Blake Edwards | Meurtre à Hollywood (1988)


Malgré un Boire et déboires (1987), assez amusant, la fin de carrière de Blake Edwards n'est guère enthousiasmante, comme l'illustre ce Sunset plus nostalgique que crépusculaire. Les relations entre Hollywood et le réalisateur furent souvent houleuses, milieu qu'il a maintes fois dépeint avec un humour teinté d'ironie. Mais cette comédie ne possède ni la force comique de The Party ni la férocité de S.O.B.. Après un début sympathique, le film s'enlise et on finit par se désintéresser de son dénouement. Si James Garner compose un Wyatt Earp robuste et vieillissant, rôle qu'il avait d'ailleurs déjà campé dans le Sept secondes en enfer de John Sturges (1967), Bruce Willis confond Tom Mix avec son personnage de Clair de lune. Il s'agit donc d'une oeuvre très mineure. Dommage pour Malcolm McDowell qui livre là, selon l'ami Adrian Stork, une de ses plus brillantes compositions...












Robert Boris | Bourse, bagne et business (1988)


Malgré un sujet amusant qui voit des bagnards se transformer en golden boys, Buy & Cell ne s'élève jamais au-dessus de la petite comédie US de la seconde moitié des années 80 dont il affiche tous les stigmates avec acteur noir volubile (Michael Winslow échappé des Police Academy : une référence !), musique bien datée de Mark Shreeve et une esthétique aujourd'hui fanée. Plaisant mais bourré d'invraisemblances, Bourse, bagne et business permet cependant de retrouver Malcolm McDowell dans le rôle (nécessairement) antipathique du directeur de prison, auquel il apporte une touche raffinée de dandy roublard... 














Edwin Brown | 1001 Erotic Nights Part 2 : The Forbidden Tales (1988)

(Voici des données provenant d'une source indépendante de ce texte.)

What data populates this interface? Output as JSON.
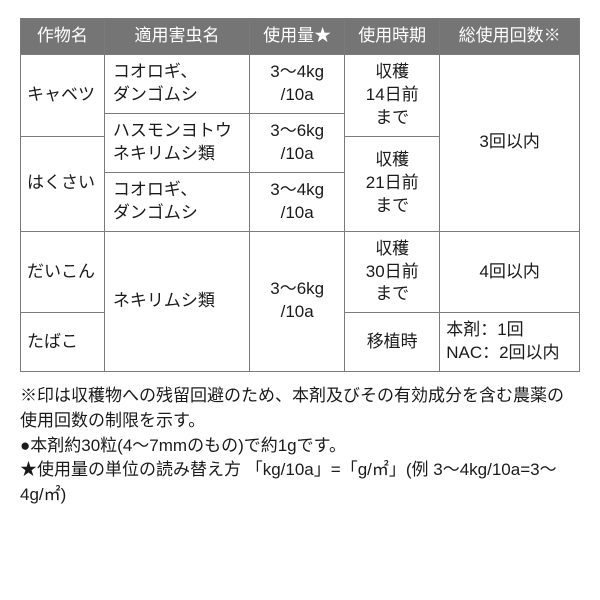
{
  "headers": {
    "crop": "作物名",
    "pest": "適用害虫名",
    "amount": "使用量★",
    "timing": "使用時期",
    "count": "総使用回数※"
  },
  "crops": {
    "cabbage": "キャベツ",
    "hakusai": "はくさい",
    "daikon": "だいこん",
    "tabako": "たばこ"
  },
  "pests": {
    "cricket_pillbug": "コオロギ、\nダンゴムシ",
    "hasumonyotou": "ハスモンヨトウ\nネキリムシ類",
    "nekirimushi": "ネキリムシ類"
  },
  "amounts": {
    "a3_4": "3～4kg\n/10a",
    "a3_6": "3～6kg\n/10a"
  },
  "timings": {
    "d14": "収穫\n14日前\nまで",
    "d21": "収穫\n21日前\nまで",
    "d30": "収穫\n30日前\nまで",
    "transplant": "移植時"
  },
  "counts": {
    "c3": "3回以内",
    "c4": "4回以内",
    "tabako": "本剤：1回\nNAC：2回以内"
  },
  "notes": {
    "n1": "※印は収穫物への残留回避のため、本剤及びその有効成分を含む農薬の使用回数の制限を示す。",
    "n2": "●本剤約30粒(4～7mmのもの)で約1gです。",
    "n3": "★使用量の単位の読み替え方 「kg/10a」=「g/㎡」(例 3～4kg/10a=3～4g/㎡)"
  }
}
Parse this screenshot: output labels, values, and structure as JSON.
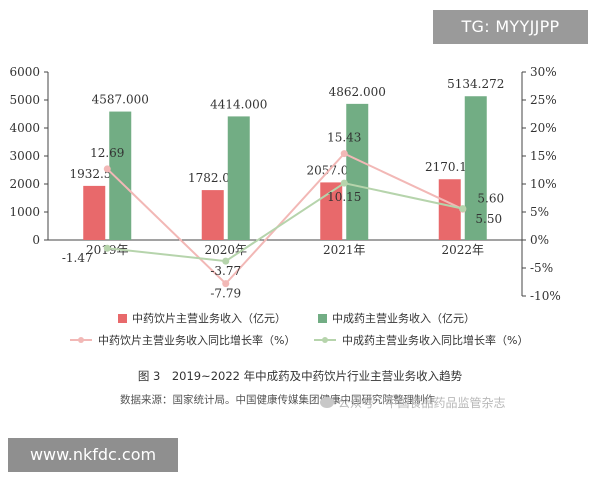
{
  "chart_data": {
    "type": "bar",
    "categories": [
      "2019年",
      "2020年",
      "2021年",
      "2022年"
    ],
    "series": [
      {
        "name": "中药饮片主营业务收入（亿元）",
        "type": "bar",
        "axis": "left",
        "color": "#e8696b",
        "values": [
          1932.5,
          1782.0,
          2057.0,
          2170.14
        ],
        "labels": [
          "1932.50",
          "1782.00",
          "2057.00",
          "2170.14"
        ]
      },
      {
        "name": "中成药主营业务收入（亿元）",
        "type": "bar",
        "axis": "left",
        "color": "#72ad84",
        "values": [
          4587.0,
          4414.0,
          4862.0,
          5134.272
        ],
        "labels": [
          "4587.000",
          "4414.000",
          "4862.000",
          "5134.272"
        ]
      },
      {
        "name": "中药饮片主营业务收入同比增长率（%）",
        "type": "line",
        "axis": "right",
        "color": "#f2b8b6",
        "values": [
          12.69,
          -7.79,
          15.43,
          5.5
        ],
        "labels": [
          "12.69",
          "-7.79",
          "15.43",
          "5.50"
        ]
      },
      {
        "name": "中成药主营业务收入同比增长率（%）",
        "type": "line",
        "axis": "right",
        "color": "#b6d4ac",
        "values": [
          -1.47,
          -3.77,
          10.15,
          5.6
        ],
        "labels": [
          "-1.47",
          "-3.77",
          "10.15",
          "5.60"
        ]
      }
    ],
    "ylim_left": [
      0,
      6000
    ],
    "yticks_left": [
      "0",
      "1000",
      "2000",
      "3000",
      "4000",
      "5000",
      "6000"
    ],
    "ylim_right": [
      -10,
      30
    ],
    "yticks_right": [
      "-10%",
      "-5%",
      "0%",
      "5%",
      "10%",
      "15%",
      "20%",
      "25%",
      "30%"
    ],
    "legend_position": "bottom",
    "grid": false,
    "xlabel": "",
    "ylabel": ""
  },
  "caption": "图 3　2019~2022 年中成药及中药饮片行业主营业务收入趋势",
  "source_note": "数据来源：国家统计局。中国健康传媒集团健康中国研究院整理制作",
  "watermark": "公众号 · 中国食品药品监管杂志",
  "tag_text": "TG: MYYJJPP",
  "url_text": "www.nkfdc.com"
}
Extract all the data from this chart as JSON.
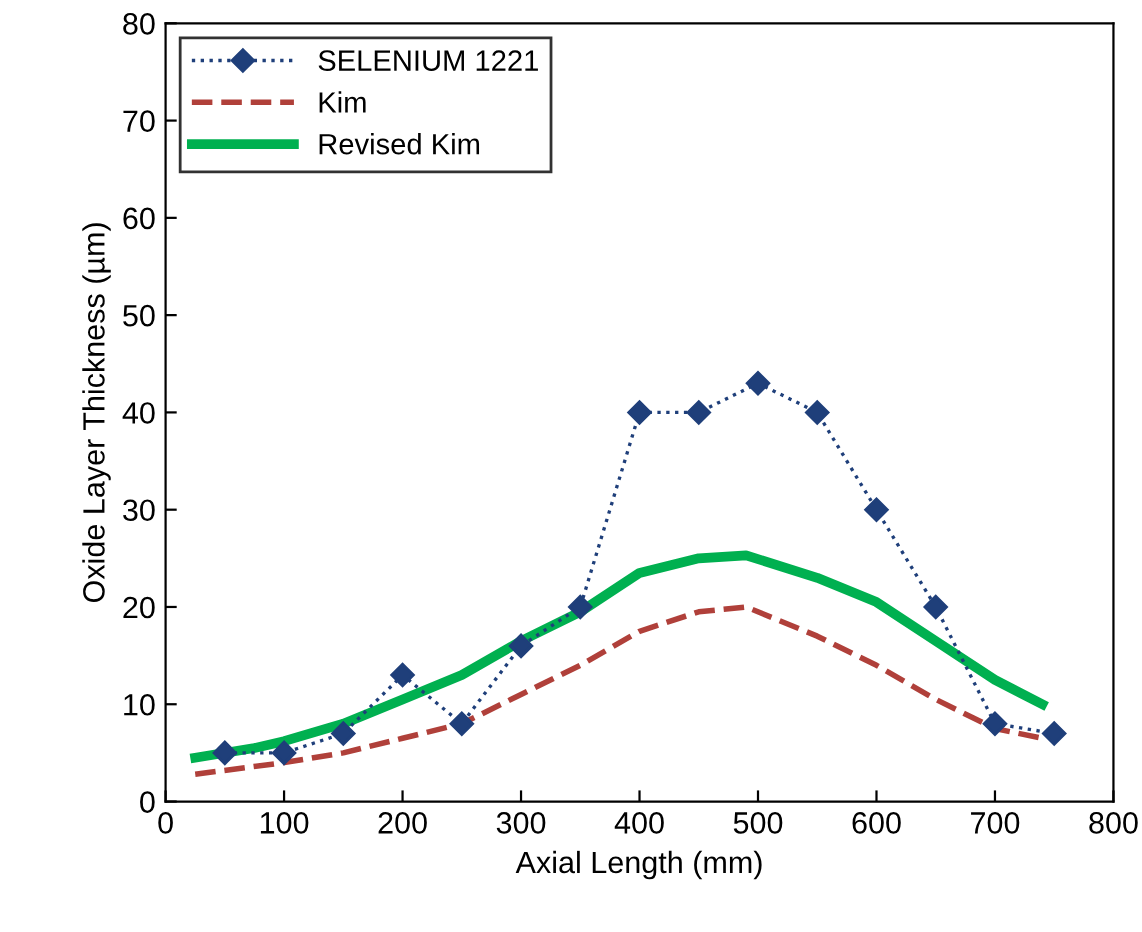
{
  "chart_data": {
    "type": "line",
    "xlabel": "Axial Length (mm)",
    "ylabel": "Oxide Layer Thickness (µm)",
    "xlim": [
      0,
      800
    ],
    "xticks": [
      0,
      100,
      200,
      300,
      400,
      500,
      600,
      700,
      800
    ],
    "ylim": [
      0,
      80
    ],
    "yticks": [
      0,
      10,
      20,
      30,
      40,
      50,
      60,
      70,
      80
    ],
    "grid": false,
    "legend": "top left",
    "series": [
      {
        "name": "SELENIUM 1221",
        "color": "#1f3f7a",
        "marker": "diamond",
        "line_style": "dotted",
        "x": [
          50,
          100,
          150,
          200,
          250,
          300,
          350,
          400,
          450,
          500,
          550,
          600,
          650,
          700,
          750
        ],
        "values": [
          5,
          5,
          7,
          13,
          8,
          16,
          20,
          40,
          40,
          43,
          40,
          30,
          20,
          8,
          7
        ]
      },
      {
        "name": "Kim",
        "color": "#b0403a",
        "marker": "none",
        "line_style": "dashed",
        "x": [
          25,
          100,
          150,
          200,
          250,
          300,
          350,
          400,
          450,
          490,
          550,
          600,
          650,
          700,
          740
        ],
        "values": [
          2.8,
          4,
          5,
          6.5,
          8,
          11,
          14,
          17.5,
          19.5,
          20,
          17,
          14,
          10.5,
          7.5,
          6.5
        ]
      },
      {
        "name": "Revised Kim",
        "color": "#00b050",
        "marker": "none",
        "line_style": "solid",
        "x": [
          25,
          75,
          100,
          150,
          200,
          250,
          300,
          350,
          400,
          450,
          490,
          550,
          600,
          650,
          700,
          740
        ],
        "values": [
          4.5,
          5.5,
          6.2,
          8,
          10.5,
          13,
          16.5,
          19.5,
          23.5,
          25,
          25.3,
          23,
          20.5,
          16.5,
          12.5,
          10
        ]
      }
    ]
  }
}
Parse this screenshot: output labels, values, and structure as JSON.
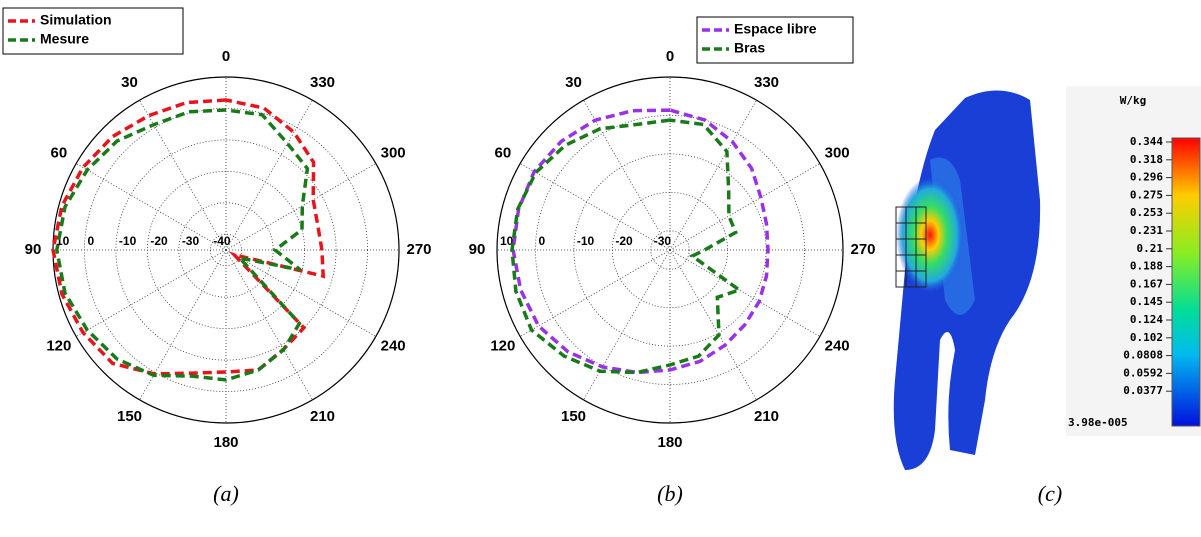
{
  "chart_data": [
    {
      "type": "polar",
      "theta": [
        0,
        15,
        30,
        45,
        60,
        75,
        90,
        105,
        120,
        135,
        150,
        165,
        180,
        195,
        210,
        225,
        240,
        255,
        270,
        285,
        300,
        315,
        330,
        345
      ],
      "series": [
        {
          "name": "Simulation",
          "color": "#e8141c",
          "values": [
            2.7,
            3.5,
            4.3,
            6,
            7.5,
            9,
            10,
            9,
            7.5,
            6,
            0.5,
            -4.5,
            -6.2,
            -5.5,
            -8.5,
            -10,
            -42,
            -13,
            -14.5,
            -14.8,
            -13,
            -5.6,
            -1.8,
            1.7
          ]
        },
        {
          "name": "Mesure",
          "color": "#1a7a1a",
          "values": [
            -0.5,
            0.5,
            1,
            4,
            5.9,
            8,
            8.8,
            8,
            5.9,
            4,
            1,
            -3.5,
            -3.7,
            -5.5,
            -8.4,
            -12,
            -40,
            -20.5,
            -29.4,
            -20,
            -17,
            -8.4,
            -5.9,
            -0.5
          ]
        }
      ],
      "rlim": [
        -45,
        10
      ],
      "rticks": [
        -40,
        -30,
        -20,
        -10,
        0,
        10
      ],
      "thetaticks": [
        0,
        30,
        60,
        90,
        120,
        150,
        180,
        210,
        240,
        270,
        300,
        330
      ],
      "grid": true,
      "legend": "top-left"
    },
    {
      "type": "polar",
      "theta": [
        0,
        15,
        30,
        45,
        60,
        75,
        90,
        105,
        120,
        135,
        150,
        165,
        180,
        195,
        210,
        225,
        240,
        255,
        270,
        285,
        300,
        315,
        330,
        345
      ],
      "series": [
        {
          "name": "Espace libre",
          "color": "#9932e6",
          "values": [
            1.4,
            2.5,
            4,
            5,
            5.8,
            5.8,
            5.8,
            5.2,
            4.5,
            2.5,
            0.1,
            -2,
            -3.8,
            -5,
            -6.4,
            -7.5,
            -8.2,
            -9,
            -9.5,
            -9,
            -7.7,
            -5,
            -2.5,
            0
          ]
        },
        {
          "name": "Bras",
          "color": "#1a7a1a",
          "values": [
            -1.2,
            -1.2,
            1.4,
            3.5,
            5.3,
            6,
            6.1,
            6.5,
            6.6,
            4,
            1.4,
            -2,
            -5.1,
            -6.4,
            -9.5,
            -17.6,
            -14.2,
            -29,
            -26,
            -17.3,
            -17.3,
            -13.4,
            -5.4,
            -1.2
          ]
        }
      ],
      "rlim": [
        -35,
        10
      ],
      "rticks": [
        -30,
        -20,
        -10,
        0,
        10
      ],
      "thetaticks": [
        0,
        30,
        60,
        90,
        120,
        150,
        180,
        210,
        240,
        270,
        300,
        330
      ],
      "grid": true,
      "legend": "top-right"
    },
    {
      "type": "colorbar",
      "unit": "W/kg",
      "ticks": [
        0.344,
        0.318,
        0.296,
        0.275,
        0.253,
        0.231,
        0.21,
        0.188,
        0.167,
        0.145,
        0.124,
        0.102,
        0.0808,
        0.0592,
        0.0377,
        {
          "value": 3.98e-05,
          "label": "3.98e-005"
        }
      ]
    }
  ],
  "panel_labels": [
    "(a)",
    "(b)",
    "(c)"
  ]
}
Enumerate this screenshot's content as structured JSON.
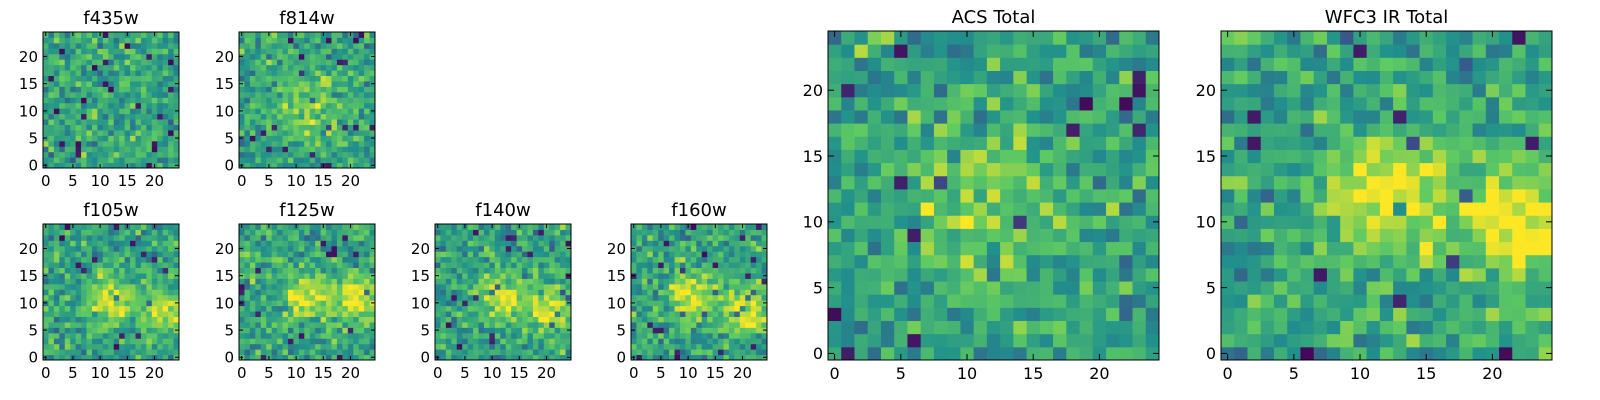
{
  "colormap": [
    "#440154",
    "#3b528b",
    "#21918c",
    "#5ec962",
    "#fde725"
  ],
  "chart_data": [
    {
      "type": "heatmap",
      "title": "f435w",
      "grid_size": 25,
      "x_ticks": [
        0,
        5,
        10,
        15,
        20
      ],
      "y_ticks": [
        0,
        5,
        10,
        15,
        20
      ],
      "xlim": [
        0,
        24
      ],
      "ylim": [
        0,
        24
      ],
      "grid": false,
      "seed": 11,
      "blobs": []
    },
    {
      "type": "heatmap",
      "title": "f814w",
      "grid_size": 25,
      "x_ticks": [
        0,
        5,
        10,
        15,
        20
      ],
      "y_ticks": [
        0,
        5,
        10,
        15,
        20
      ],
      "xlim": [
        0,
        24
      ],
      "ylim": [
        0,
        24
      ],
      "grid": false,
      "seed": 23,
      "blobs": [
        [
          12,
          11,
          0.25,
          4
        ]
      ]
    },
    {
      "type": "heatmap",
      "title": "f105w",
      "grid_size": 25,
      "x_ticks": [
        0,
        5,
        10,
        15,
        20
      ],
      "y_ticks": [
        0,
        5,
        10,
        15,
        20
      ],
      "xlim": [
        0,
        24
      ],
      "ylim": [
        0,
        24
      ],
      "grid": false,
      "seed": 37,
      "blobs": [
        [
          12,
          11,
          0.35,
          3
        ],
        [
          21,
          9,
          0.35,
          3
        ]
      ]
    },
    {
      "type": "heatmap",
      "title": "f125w",
      "grid_size": 25,
      "x_ticks": [
        0,
        5,
        10,
        15,
        20
      ],
      "y_ticks": [
        0,
        5,
        10,
        15,
        20
      ],
      "xlim": [
        0,
        24
      ],
      "ylim": [
        0,
        24
      ],
      "grid": false,
      "seed": 41,
      "blobs": [
        [
          12,
          11,
          0.35,
          3
        ],
        [
          21,
          11,
          0.4,
          3
        ]
      ]
    },
    {
      "type": "heatmap",
      "title": "f140w",
      "grid_size": 25,
      "x_ticks": [
        0,
        5,
        10,
        15,
        20
      ],
      "y_ticks": [
        0,
        5,
        10,
        15,
        20
      ],
      "xlim": [
        0,
        24
      ],
      "ylim": [
        0,
        24
      ],
      "grid": false,
      "seed": 53,
      "blobs": [
        [
          12,
          11,
          0.35,
          3
        ],
        [
          21,
          9,
          0.35,
          3
        ]
      ]
    },
    {
      "type": "heatmap",
      "title": "f160w",
      "grid_size": 25,
      "x_ticks": [
        0,
        5,
        10,
        15,
        20
      ],
      "y_ticks": [
        0,
        5,
        10,
        15,
        20
      ],
      "xlim": [
        0,
        24
      ],
      "ylim": [
        0,
        24
      ],
      "grid": false,
      "seed": 67,
      "blobs": [
        [
          11,
          11,
          0.4,
          3
        ],
        [
          21,
          9,
          0.4,
          3
        ]
      ]
    },
    {
      "type": "heatmap",
      "title": "ACS Total",
      "grid_size": 25,
      "x_ticks": [
        0,
        5,
        10,
        15,
        20
      ],
      "y_ticks": [
        0,
        5,
        10,
        15,
        20
      ],
      "xlim": [
        0,
        24
      ],
      "ylim": [
        0,
        24
      ],
      "grid": false,
      "seed": 79,
      "blobs": [
        [
          12,
          12,
          0.2,
          4
        ]
      ]
    },
    {
      "type": "heatmap",
      "title": "WFC3 IR Total",
      "grid_size": 25,
      "x_ticks": [
        0,
        5,
        10,
        15,
        20
      ],
      "y_ticks": [
        0,
        5,
        10,
        15,
        20
      ],
      "xlim": [
        0,
        24
      ],
      "ylim": [
        0,
        24
      ],
      "grid": false,
      "seed": 97,
      "blobs": [
        [
          12,
          12,
          0.45,
          3
        ],
        [
          22,
          10,
          0.45,
          3
        ]
      ]
    }
  ]
}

Cette suite de 1001 Erotic Nights, toujours réalisée par Edwin Brown, impression encore une fois par la beauté de ses séquences pornographiques d'où la sensualité et le désir ne sont jamais absents.
Aux côtés des mercenaires chevronnés que sont Jamie Gillis ou Joey Silvera, c'est un véritable défilé de créatures appétissantes, de Nina Hartley à Karen Bree, de Tammy White à Rayann Drew, de Kari Foxx à Keli Richards. Les fellations sont à l'honneur et il faut curieusement attendre presque la moitié de la pellicule pour assister des parties de ça va-ça vient. C'est beau.